FCC PERMITS DIRECT ASSIGNMENT OF NUMBERS TO NON-CARRIER INTERCONNECTED VOIP PROVIDERS
June 23, 2015
On June 22, 2014, the Federal Communications Commission issued a Report and Order (“Order”), FCC 15-70 (available here), permitting non-carrier interconnected Voice-over-Internet Protocol (“IVoIP”) providers to obtain phone numbers directly from the Numbering Administrators. The Commission did so without classifying IVoIP providers as “telecommunications carriers,” setting up a scenario where IVoIP providers obtain the rights of telecommunications carriers but without important obligations such as interconnection, intercarrier compensation, or compliance with state regulatory requirements. The Order will benefit IVoIP providers, but could over time have significant adverse impacts on consumers and the competitive telecommunications landscape.
Traditionally, telephone companies are vetted by the state public service commissions to ensure that they have the financial, managerial and technical capability to provide service. In the Order, the Commission will now conduct its own, and likely less thorough analysis of when IVoIP providers can be qualified to provide services. While the Commission will require compliance with its number administration rules and guidelines, IVoIP providers will not be subject to state commission complaint procedures, interconnection, or intercarrier compensation rules that ensure that carriers play fair with one another and protect smaller carriers from unfair tactics by larger carriers.
Although state commissions, trade associations and companies encouraged the Commission to apply carrier rules to IVoIP providers either by reclassifying them as “telecommunications carriers” or by establishing that existing carrier rules apply equally to IVoIP providers and carriers alike, the Commission largely gave IVoIP providers a free pass. The statutory interconnection and intercarrier compensation rules of the Communications Act will therefore not apply to IVoIP providers. Despite requests to address IP interconnection and establish intercarrier compensation obligations on IVoIP providers, the Commission opted for an approach advocated by AT&T, Verizon and other large carriers that attempts to create a new regime outside the statutory framework of the Communications Act. Although taking further jurisdiction from the states, the Commission only asserted limited enforcement authority over IVoIP providers, creating an enforcement gap that is likely to prove harmful to consumers and competitors alike.
Commissioner Clyburn, although voting in favor of the Order, recognized that there is an “elephant in the room – the classification of VoIP.” She also noted that: “For over a decade, this agency has punted on this issue and, unfortunately, we continue this trend by failing to make a decision. This must end. We should make a decision, and stand by it.”

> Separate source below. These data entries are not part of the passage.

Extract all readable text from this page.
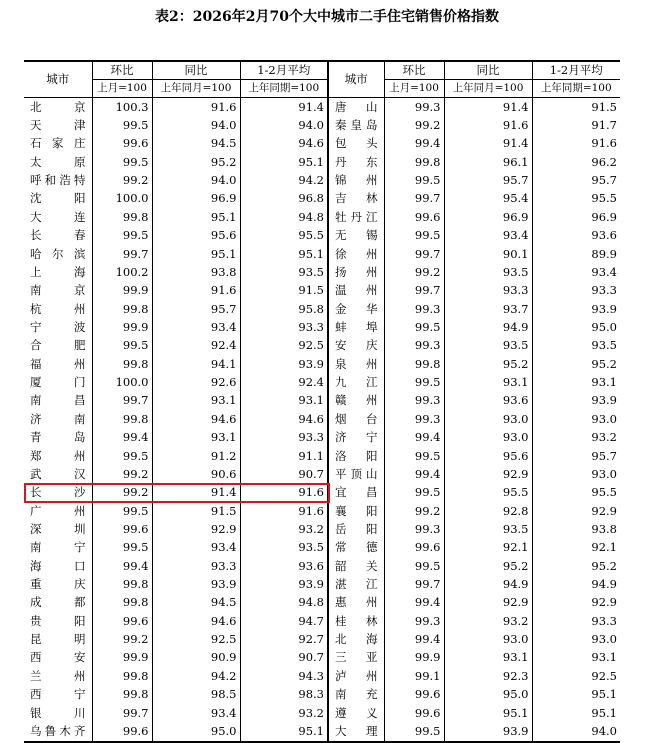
表2：2026年2月70个大中城市二手住宅销售价格指数
城市	环比	同比	1-2月平均	城市	环比	同比	1-2月平均
	上月=100	上年同月=100	上年同期=100		上月=100	上年同月=100	上年同期=100
北京	100.3	91.6	91.4	唐山	99.3	91.4	91.5
天津	99.5	94.0	94.0	秦皇岛	99.2	91.6	91.7
石家庄	99.6	94.5	94.6	包头	99.4	91.4	91.6
太原	99.5	95.2	95.1	丹东	99.8	96.1	96.2
呼和浩特	99.2	94.0	94.2	锦州	99.5	95.7	95.7
沈阳	100.0	96.9	96.8	吉林	99.7	95.4	95.5
大连	99.8	95.1	94.8	牡丹江	99.6	96.9	96.9
长春	99.5	95.6	95.5	无锡	99.5	93.4	93.6
哈尔滨	99.7	95.1	95.1	徐州	99.7	90.1	89.9
上海	100.2	93.8	93.5	扬州	99.2	93.5	93.4
南京	99.9	91.6	91.5	温州	99.7	93.3	93.3
杭州	99.8	95.7	95.8	金华	99.3	93.7	93.9
宁波	99.9	93.4	93.3	蚌埠	99.5	94.9	95.0
合肥	99.5	92.4	92.5	安庆	99.3	93.5	93.5
福州	99.8	94.1	93.9	泉州	99.8	95.2	95.2
厦门	100.0	92.6	92.4	九江	99.5	93.1	93.1
南昌	99.7	93.1	93.1	赣州	99.3	93.6	93.9
济南	99.8	94.6	94.6	烟台	99.3	93.0	93.0
青岛	99.4	93.1	93.3	济宁	99.4	93.0	93.2
郑州	99.5	91.2	91.1	洛阳	99.5	95.6	95.7
武汉	99.2	90.6	90.7	平顶山	99.4	92.9	93.0
长沙	99.2	91.4	91.6	宜昌	99.5	95.5	95.5
广州	99.5	91.5	91.6	襄阳	99.2	92.8	92.9
深圳	99.6	92.9	93.2	岳阳	99.3	93.5	93.8
南宁	99.5	93.4	93.5	常德	99.6	92.1	92.1
海口	99.4	93.3	93.6	韶关	99.5	95.2	95.2
重庆	99.8	93.9	93.9	湛江	99.7	94.9	94.9
成都	99.8	94.5	94.8	惠州	99.4	92.9	92.9
贵阳	99.6	94.6	94.7	桂林	99.3	93.2	93.3
昆明	99.2	92.5	92.7	北海	99.4	93.0	93.0
西安	99.9	90.9	90.7	三亚	99.9	93.1	93.1
兰州	99.8	94.2	94.3	泸州	99.1	92.3	92.5
西宁	99.8	98.5	98.3	南充	99.6	95.0	95.1
银川	99.7	93.4	93.2	遵义	99.6	95.1	95.1
乌鲁木齐	99.6	95.0	95.1	大理	99.5	93.9	94.0
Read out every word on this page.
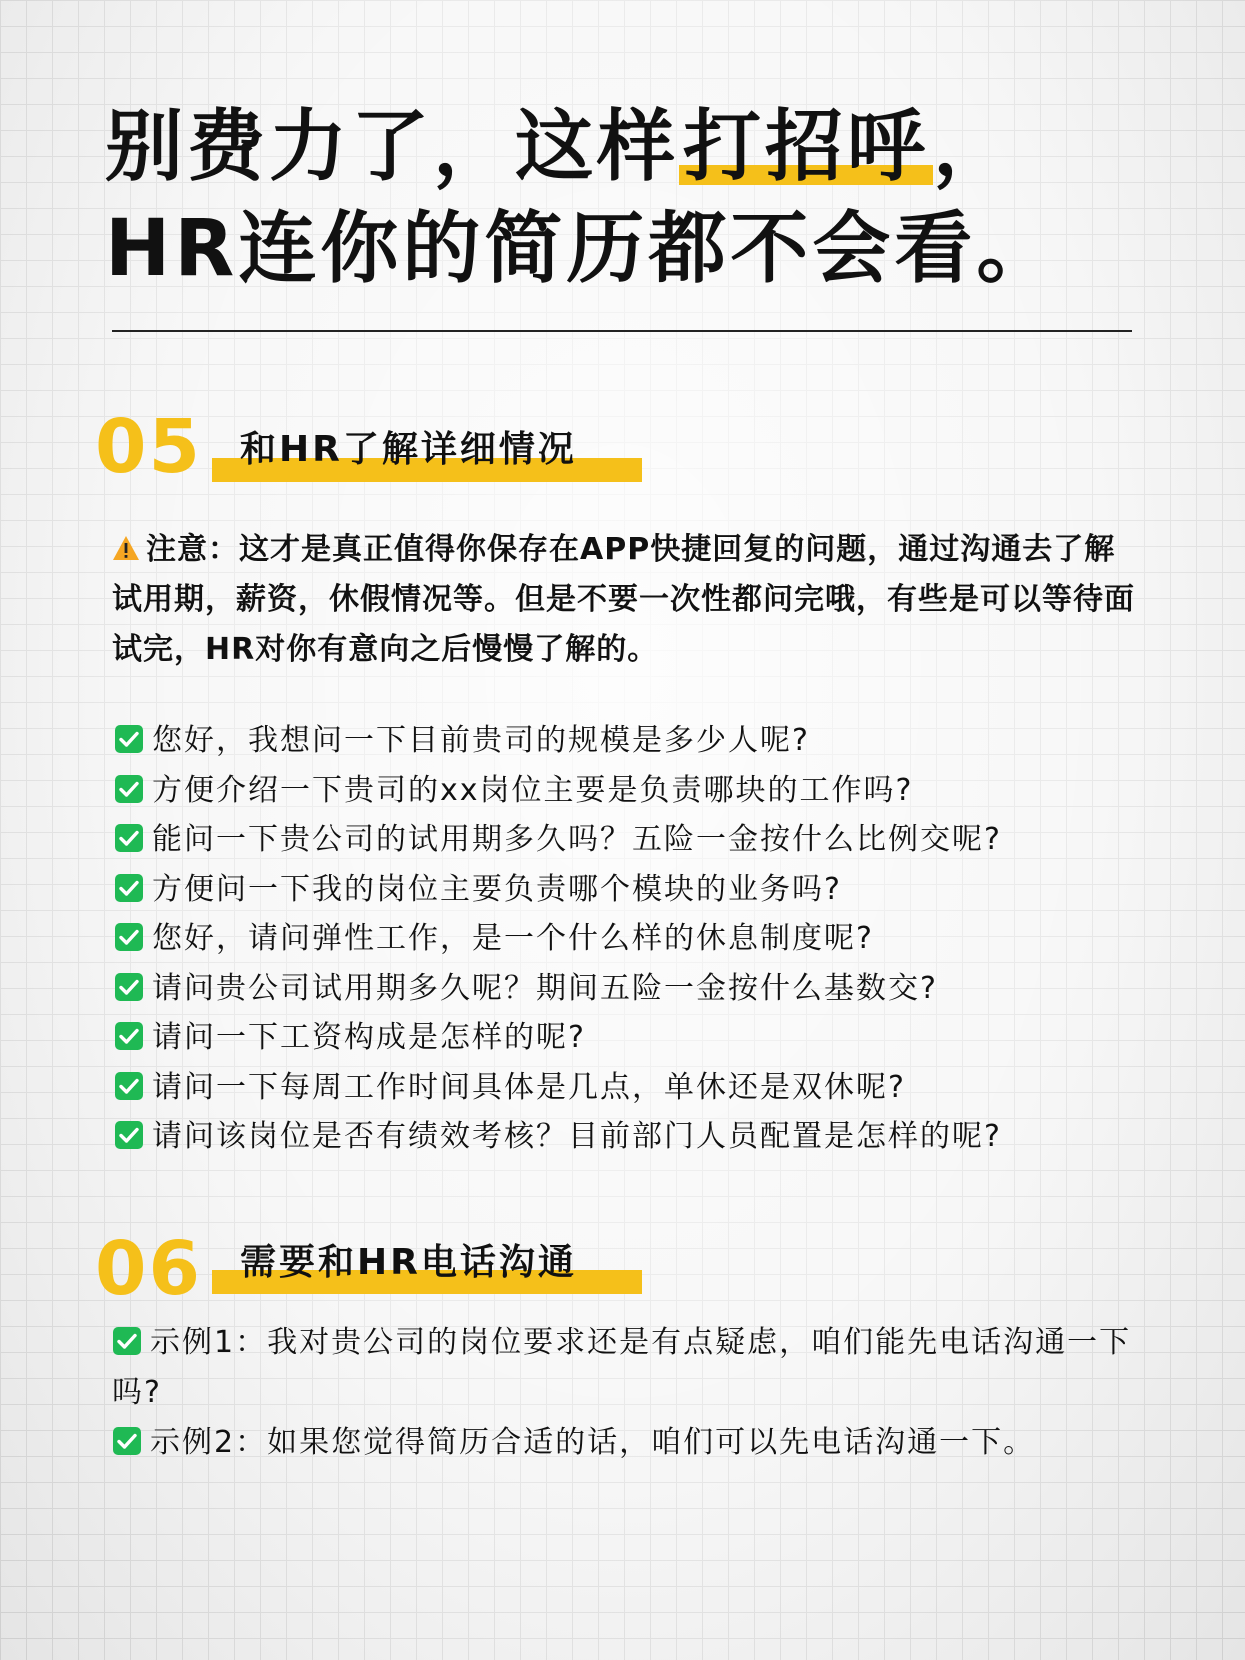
别费力了，这样打招呼，
HR连你的简历都不会看。
05 和HR了解详细情况
注意：这才是真正值得你保存在APP快捷回复的问题，通过沟通去了解试用期，薪资，休假情况等。但是不要一次性都问完哦，有些是可以等待面试完，HR对你有意向之后慢慢了解的。
您好，我想问一下目前贵司的规模是多少人呢?
方便介绍一下贵司的xx岗位主要是负责哪块的工作吗?
能问一下贵公司的试用期多久吗？五险一金按什么比例交呢?
方便问一下我的岗位主要负责哪个模块的业务吗?
您好，请问弹性工作，是一个什么样的休息制度呢?
请问贵公司试用期多久呢？期间五险一金按什么基数交?
请问一下工资构成是怎样的呢?
请问一下每周工作时间具体是几点，单休还是双休呢?
请问该岗位是否有绩效考核？目前部门人员配置是怎样的呢?
06 需要和HR电话沟通
示例1：我对贵公司的岗位要求还是有点疑虑，咱们能先电话沟通一下吗?
示例2：如果您觉得简历合适的话，咱们可以先电话沟通一下。
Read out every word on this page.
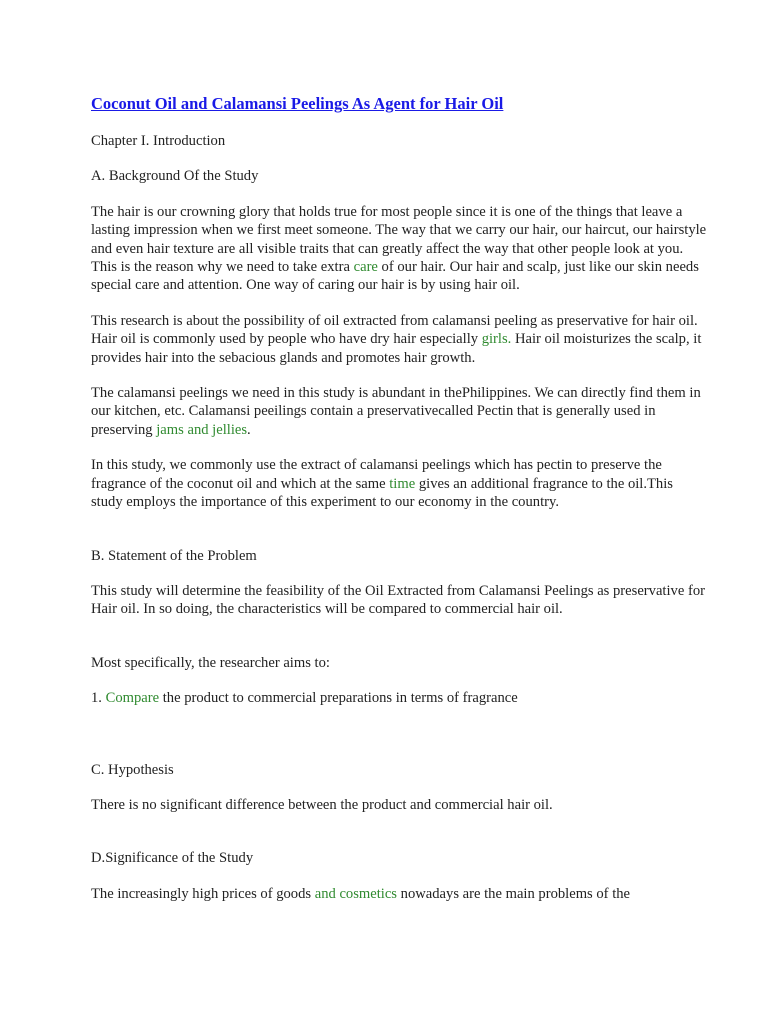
Coconut Oil and Calamansi Peelings As Agent for Hair Oil

Chapter I. Introduction

A. Background Of the Study

The hair is our crowning glory that holds true for most people since it is one of the things that leave a lasting impression when we first meet someone. The way that we carry our hair, our haircut, our hairstyle and even hair texture are all visible traits that can greatly affect the way that other people look at you. This is the reason why we need to take extra care of our hair. Our hair and scalp, just like our skin needs special care and attention. One way of caring our hair is by using hair oil.

This research is about the possibility of oil extracted from calamansi peeling as preservative for hair oil. Hair oil is commonly used by people who have dry hair especially girls. Hair oil moisturizes the scalp, it provides hair into the sebacious glands and promotes hair growth.

The calamansi peelings we need in this study is abundant in thePhilippines. We can directly find them in our kitchen, etc. Calamansi peeilings contain a preservativecalled Pectin that is generally used in preserving jams and jellies.

In this study, we commonly use the extract of calamansi peelings which has pectin to preserve the fragrance of the coconut oil and which at the same time gives an additional fragrance to the oil.This study employs the importance of this experiment to our economy in the country.

B. Statement of the Problem

This study will determine the feasibility of the Oil Extracted from Calamansi Peelings as preservative for Hair oil. In so doing, the characteristics will be compared to commercial hair oil.

Most specifically, the researcher aims to:

1. Compare the product to commercial preparations in terms of fragrance

C. Hypothesis

There is no significant difference between the product and commercial hair oil.

D.Significance of the Study

The increasingly high prices of goods and cosmetics nowadays are the main problems of the
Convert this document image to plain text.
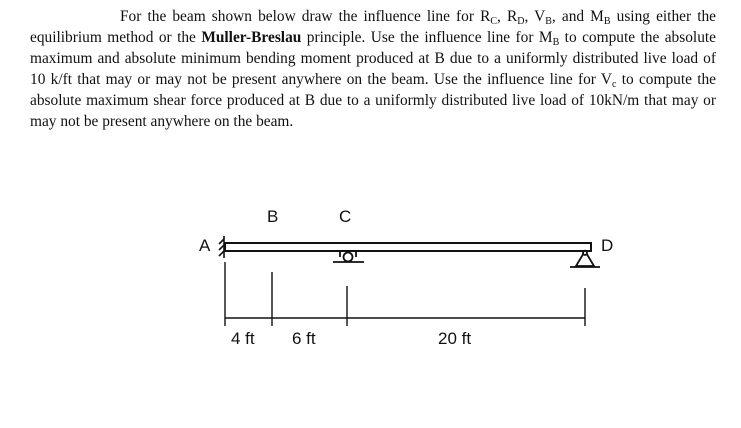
For the beam shown below draw the influence line for $R_C$, $R_D$, $V_B$, and $M_B$ using either the equilibrium method or the Muller-Breslau principle. Use the influence line for $M_B$ to compute the absolute maximum and absolute minimum bending moment produced at B due to a uniformly distributed live load of 10 k/ft that may or may not be present anywhere on the beam. Use the influence line for $V_c$ to compute the absolute maximum shear force produced at B due to a uniformly distributed live load of 10kN/m that may or may not be present anywhere on the beam.

A
B	C
D
4 ft 6 ft	20 ft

Many carriers have questioned the FCC’s authority to provide numbers to IVoIP providers and allow them to port numbers directly with carriers, absent a reclassification of IVoIP providers as “telecommunications carriers.” Given that “number portability” is defined in the Communications Act as the right of “users of telecommunications services” to port numbers between “telecommunications carriers,” there is likely to be interest in appealing the Commission’s Order in order to enforce the pro-consumer and pro-competitive guarantees of the Communications Act. Anyone interested in such an appeal, or with questions about the Order, should contact Rob Gastnerat (202) 6659-6674. The Order will not go into effect immediately due in part to the need to develop a new federal application process pursuant to the requirements of the Paperwork Reduction Act.